At least 83 people were killed, mostly civilians, in violence across Syria on Saturday. AFP reported that hundreds more were trapped in Douma as regime forces stormed the town in Damascus province.
In the single most serious incident, mortar fire killed 30 civilians who were attending a funeral in the town of Zamalka, six miles east of the Syrian capital of Damascus, the Syrian Observatory for Human rights told AFP.
Two videos from people on the ground showed several dozen people, mostly men waving Syrian revolutionary flags and shouting slogans as they accompanied the funeral cortege, when the picture was interrupted by an explosion.
A second video which could not be confirmed as being shot at the same scene showed people running away from a cloud of dust that gradually dissipated to show numerous bodies lying on the ground.
The Observatory urged the International Committee of the Red Cross and the Syrian Arab Red Crescent to “urgently send medical teams” to Douma.
“The security forces have seized control of the main hospital in Douma,” a statement from the Observatory quoted by AFP said. “There are no doctors in the town, though dozens of wounded need urgent care.”
The Britain-based monitoring group warned of a "catastrophic humanitarian situation" in the city, which "has been subjected to a fierce military campaign since June 21."
“More than 100 families remain in the town, unable to flee and forced to take refuge in shelters,” said the group, adding that most of those trapped were women and children, after the majority of the men had fled repeated arrest sweeps.
The Observatory said those killed on Saturday included a civilian shot dead by a sniper in Douma; a rebel in Daraa, southern Syria; a family of three killed by shelling in the northwestern province of Idlib and 14 soldiers.

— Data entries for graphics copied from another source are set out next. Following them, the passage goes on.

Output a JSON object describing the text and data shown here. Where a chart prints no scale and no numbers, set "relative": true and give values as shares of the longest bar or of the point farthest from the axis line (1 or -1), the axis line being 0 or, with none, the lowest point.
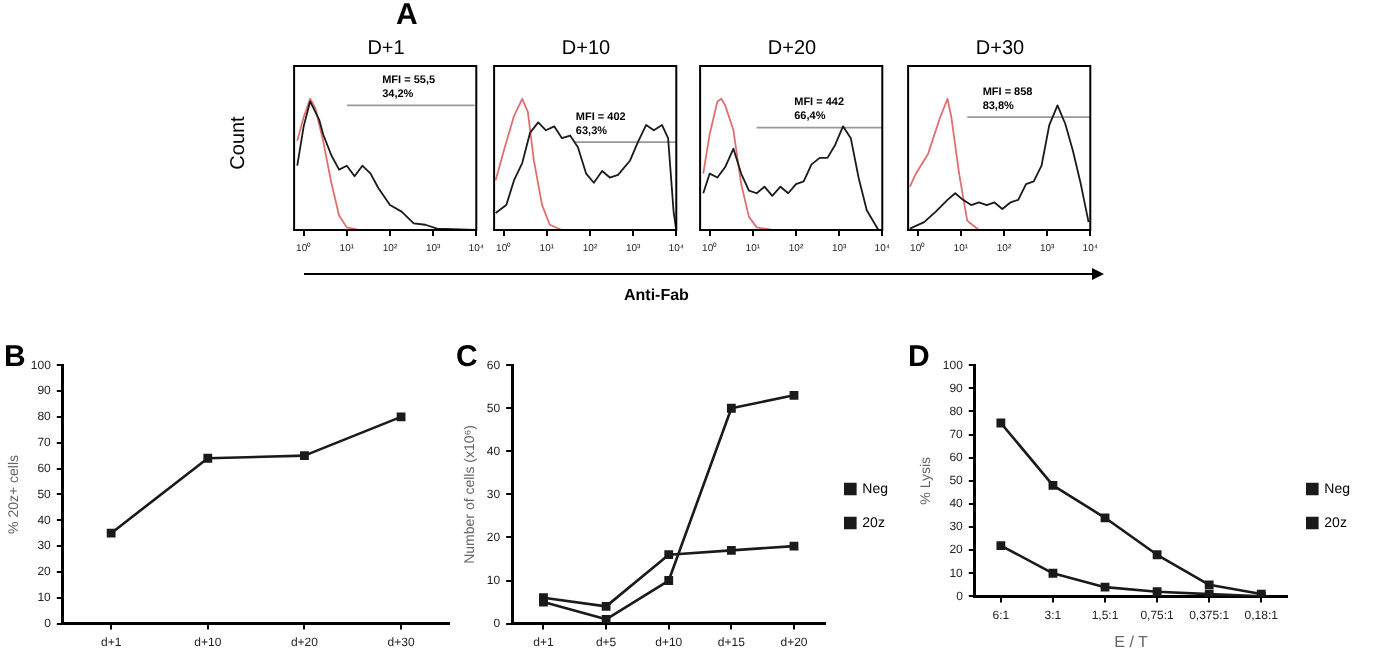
{
  "chart_data": [
    {
      "type": "line",
      "title": "D+1",
      "ylabel": "Count",
      "relative": true,
      "log": "x",
      "xlim": [
        0.6,
        10000
      ],
      "xticks": [
        {
          "value": 1,
          "label": "10⁰"
        },
        {
          "value": 10,
          "label": "10¹"
        },
        {
          "value": 100,
          "label": "10²"
        },
        {
          "value": 1000,
          "label": "10³"
        },
        {
          "value": 10000,
          "label": "10⁴"
        }
      ],
      "grid": false,
      "legend": false,
      "annotations": [
        "A",
        {
          "text": "MFI = 55,5\n34,2%",
          "x": 66,
          "y": 0.95
        }
      ],
      "series": [
        {
          "color": "#1a1a1a",
          "x": [
            0.71,
            1,
            1.41,
            1.86,
            2.29,
            2.82,
            4.37,
            6.61,
            10,
            15.1,
            22.9,
            35.5,
            53.7,
            100,
            186,
            355,
            661,
            1230,
            9120
          ],
          "values": [
            0.49,
            0.79,
            0.98,
            0.9,
            0.84,
            0.73,
            0.57,
            0.46,
            0.49,
            0.41,
            0.49,
            0.43,
            0.32,
            0.19,
            0.14,
            0.05,
            0.04,
            0.01,
            0
          ]
        },
        {
          "color": "#e07070",
          "x": [
            0.71,
            1,
            1.41,
            1.86,
            2.82,
            4.37,
            6.61,
            10,
            18.6
          ],
          "values": [
            0.68,
            0.86,
            1,
            0.93,
            0.68,
            0.36,
            0.11,
            0.02,
            0
          ]
        },
        {
          "color": "#999999",
          "x": [
            10,
            9120
          ],
          "values": [
            0.95,
            0.95
          ]
        }
      ]
    },
    {
      "type": "line",
      "title": "D+10",
      "xlabel": "Anti-Fab",
      "relative": true,
      "log": "x",
      "xlim": [
        0.6,
        10000
      ],
      "xticks": [
        {
          "value": 1,
          "label": "10⁰"
        },
        {
          "value": 10,
          "label": "10¹"
        },
        {
          "value": 100,
          "label": "10²"
        },
        {
          "value": 1000,
          "label": "10³"
        },
        {
          "value": 10000,
          "label": "10⁴"
        }
      ],
      "grid": false,
      "legend": false,
      "annotations": [
        {
          "text": "MFI = 402\n63,3%",
          "x": 47,
          "y": 0.67
        }
      ],
      "series": [
        {
          "color": "#1a1a1a",
          "x": [
            0.65,
            1.15,
            1.74,
            2.69,
            4.07,
            6.31,
            9.55,
            14.8,
            22.4,
            34.7,
            52.5,
            81.3,
            123,
            191,
            288,
            447,
            851,
            1288,
            1995,
            3020,
            4677,
            6457,
            8710,
            10000
          ],
          "values": [
            0.13,
            0.19,
            0.38,
            0.51,
            0.74,
            0.82,
            0.76,
            0.79,
            0.7,
            0.72,
            0.63,
            0.43,
            0.36,
            0.45,
            0.4,
            0.42,
            0.53,
            0.67,
            0.8,
            0.76,
            0.8,
            0.7,
            0.13,
            0
          ]
        },
        {
          "color": "#e07070",
          "x": [
            0.65,
            1.15,
            1.74,
            2.69,
            3.63,
            5.01,
            7.76,
            11.7,
            22.4
          ],
          "values": [
            0.38,
            0.67,
            0.87,
            1,
            0.9,
            0.53,
            0.19,
            0.04,
            0
          ]
        },
        {
          "color": "#999999",
          "x": [
            43,
            10000
          ],
          "values": [
            0.67,
            0.67
          ]
        }
      ]
    },
    {
      "type": "line",
      "title": "D+20",
      "relative": true,
      "log": "x",
      "xlim": [
        0.6,
        10000
      ],
      "xticks": [
        {
          "value": 1,
          "label": "10⁰"
        },
        {
          "value": 10,
          "label": "10¹"
        },
        {
          "value": 100,
          "label": "10²"
        },
        {
          "value": 1000,
          "label": "10³"
        },
        {
          "value": 10000,
          "label": "10⁴"
        }
      ],
      "grid": false,
      "legend": false,
      "annotations": [
        {
          "text": "MFI = 442\n66,4%",
          "x": 91,
          "y": 0.78
        }
      ],
      "series": [
        {
          "color": "#1a1a1a",
          "x": [
            0.71,
            1,
            1.51,
            2.29,
            3.55,
            5.37,
            8.13,
            12.3,
            18.6,
            28.2,
            43.7,
            66.1,
            100,
            151,
            229,
            355,
            537,
            813,
            1230,
            1862,
            2818,
            4365,
            8128
          ],
          "values": [
            0.28,
            0.43,
            0.4,
            0.48,
            0.62,
            0.43,
            0.3,
            0.28,
            0.33,
            0.26,
            0.33,
            0.28,
            0.35,
            0.37,
            0.5,
            0.55,
            0.55,
            0.65,
            0.79,
            0.7,
            0.4,
            0.15,
            0
          ]
        },
        {
          "color": "#e07070",
          "x": [
            0.71,
            1,
            1.51,
            1.86,
            2.29,
            3.55,
            5.37,
            8.13,
            12.3,
            28.2
          ],
          "values": [
            0.43,
            0.73,
            0.98,
            1,
            0.95,
            0.76,
            0.35,
            0.1,
            0.02,
            0
          ]
        },
        {
          "color": "#999999",
          "x": [
            12.3,
            10000
          ],
          "values": [
            0.78,
            0.78
          ]
        }
      ]
    },
    {
      "type": "line",
      "title": "D+30",
      "relative": true,
      "log": "x",
      "xlim": [
        0.6,
        10000
      ],
      "xticks": [
        {
          "value": 1,
          "label": "10⁰"
        },
        {
          "value": 10,
          "label": "10¹"
        },
        {
          "value": 100,
          "label": "10²"
        },
        {
          "value": 1000,
          "label": "10³"
        },
        {
          "value": 10000,
          "label": "10⁴"
        }
      ],
      "grid": false,
      "legend": false,
      "annotations": [
        {
          "text": "MFI = 858\n83,8%",
          "x": 32,
          "y": 0.86
        }
      ],
      "series": [
        {
          "color": "#1a1a1a",
          "x": [
            0.66,
            1.41,
            2.63,
            4.9,
            7.41,
            11.2,
            17.4,
            26.3,
            39.8,
            60.3,
            91.2,
            141,
            214,
            324,
            490,
            741,
            1122,
            1738,
            2630,
            3981,
            6026,
            9120
          ],
          "values": [
            0.01,
            0.06,
            0.14,
            0.23,
            0.28,
            0.23,
            0.19,
            0.21,
            0.19,
            0.21,
            0.16,
            0.21,
            0.23,
            0.35,
            0.37,
            0.49,
            0.8,
            0.95,
            0.81,
            0.6,
            0.35,
            0.06
          ]
        },
        {
          "color": "#e07070",
          "x": [
            0.66,
            0.91,
            1.74,
            3.24,
            4.9,
            6.03,
            9.12,
            14.1,
            26.3
          ],
          "values": [
            0.33,
            0.43,
            0.58,
            0.85,
            1,
            0.86,
            0.43,
            0.07,
            0
          ]
        },
        {
          "color": "#999999",
          "x": [
            14.1,
            10000
          ],
          "values": [
            0.86,
            0.86
          ]
        }
      ]
    },
    {
      "type": "line",
      "ylabel": "% 20z+ cells",
      "categories": [
        "d+1",
        "d+10",
        "d+20",
        "d+30"
      ],
      "ylim": [
        0,
        100
      ],
      "yticks": [
        0,
        10,
        20,
        30,
        40,
        50,
        60,
        70,
        80,
        90,
        100
      ],
      "grid": false,
      "legend": false,
      "marker": "square",
      "annotations": [
        "B"
      ],
      "series": [
        {
          "color": "#1a1a1a",
          "values": [
            35,
            64,
            65,
            80
          ]
        }
      ]
    },
    {
      "type": "line",
      "ylabel": "Number of cells (x10⁶)",
      "categories": [
        "d+1",
        "d+5",
        "d+10",
        "d+15",
        "d+20"
      ],
      "ylim": [
        0,
        60
      ],
      "yticks": [
        0,
        10,
        20,
        30,
        40,
        50,
        60
      ],
      "grid": false,
      "legend": "right",
      "marker": "square",
      "annotations": [
        "C"
      ],
      "series": [
        {
          "name": "Neg",
          "color": "#1a1a1a",
          "values": [
            6,
            4,
            16,
            17,
            18
          ]
        },
        {
          "name": "20z",
          "color": "#1a1a1a",
          "values": [
            5,
            1,
            10,
            50,
            53
          ]
        }
      ]
    },
    {
      "type": "line",
      "ylabel": "% Lysis",
      "xlabel": "E / T",
      "categories": [
        "6:1",
        "3:1",
        "1,5:1",
        "0,75:1",
        "0,375:1",
        "0,18:1"
      ],
      "ylim": [
        0,
        100
      ],
      "yticks": [
        0,
        10,
        20,
        30,
        40,
        50,
        60,
        70,
        80,
        90,
        100
      ],
      "grid": false,
      "legend": "right",
      "marker": "square",
      "annotations": [
        "D"
      ],
      "series": [
        {
          "name": "Neg",
          "color": "#1a1a1a",
          "values": [
            22,
            10,
            4,
            2,
            1,
            0
          ]
        },
        {
          "name": "20z",
          "color": "#1a1a1a",
          "values": [
            75,
            48,
            34,
            18,
            5,
            1
          ]
        }
      ]
    }
  ]
}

The continued shelling of Douma is part of a fierce government offensive aimed at regaining control of parts of Damascus suburbs where rebels operate.

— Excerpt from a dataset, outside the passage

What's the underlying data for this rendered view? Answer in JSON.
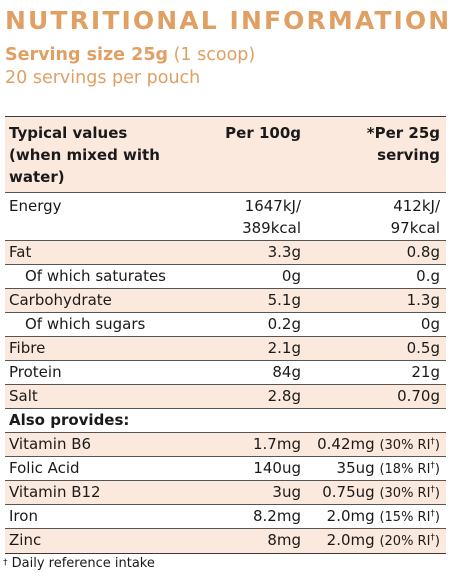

At least 43 people were killed in the area on Thursday and Friday alone, activists said on Friday.
Meanwhile on Saturday, major world powers approved a plan for a government transition which may allow President Bashar al-Assad to remain as leader of Syria.
The U.S., Russia, and officials of other governments met in Geneva to discuss the plan authored by former UN Secretary General Kofi Annan.
Under Annan's plan, members of Assad's current administration, as well as of his family, could remain in power under a new administration. It would be up to the Syrian people if they wanted Assad himself to remain in power.
However, Annan said after the meeting, “I will doubt that the Syrians who have fought to hard for their independence will select people with blood on their hands to lead them.”